I'm cooked, see thread.

[–] formulaBonk@lemm.ee 2 points 2 months ago (5 children)

If it was correct it wouldn’t have been copied into the forums lmao

[–] barsoap@lemm.ee 1 points 2 months ago* (last edited 2 months ago) (4 children)

I mean i < 10 isn't wrong as such, it's just good practice to always use <= because in the INT_MAX case you have to and everything should be regular because principle of least astonishment: That 10 might become a #define FOO 10, that then might become #define FOO INT_MAX, each of those changes look valid in isolation but if there's only a single i < FOO in your codebase you introduced a bug by spooky action at a distance. (overflow on int is undefined behaviour in C, in case anyone is wondering what the bug is).

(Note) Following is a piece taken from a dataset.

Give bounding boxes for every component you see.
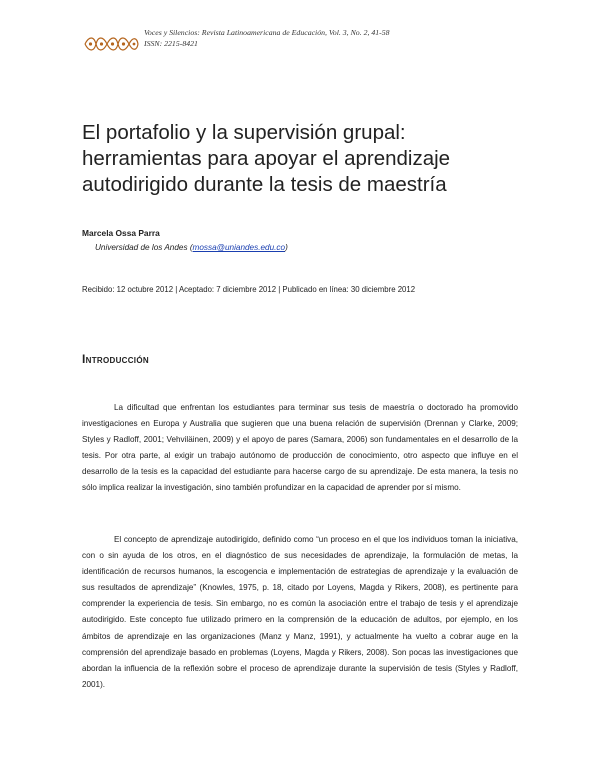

...never believe anyone who says "C is a simple language". Their code is shoddy and full of bugs and they should be forced to write Rust for their own good.

[–] kevincox@lemmy.ml 5 points 2 months ago* (last edited 2 months ago) (1 children)

But your case is wrong anyways because i <= INT_MAX will always be true, by definition. By your argument < is actually better because it is consistent from < 0 to iterate 0 times to < INT_MAX to iterate the maximum number of times. INT_MAX + 1 is the problem, not < which is the standard to write for loops and the standard for a reason.

[–] barsoap@lemm.ee 2 points 2 months ago* (last edited 2 months ago) (1 children)

You're right, that's what I get for not having written a line of C in what 15 years. Bonus challenge: write for i in i32::MIN..=i32::MAX in C, that is, iterate over the whole range, start and end inclusive.

(I guess the ..= might be where my confusion came from because Rust's .. is end-exclusive and thus like <, but also not what you want because i32::MAX + 1 panics).

[–] barubary@infosec.exchange 0 points 2 months ago (1 children)
for (int i = INT_MIN; ; i++) {    ...    if (i == INT_MAX) break;}
[–] barsoap@lemm.ee 1 points 2 months ago

Would you be bold enough to write if (i++ == INT_MAX) break? The result of the increment is never used, but an increment is being done, at least syntactically, and it overflows, at least theoretically, so maybe (I'm not 100% sure) the compiler could be allowed to break out into song because undefined behaviour allows anything to happen.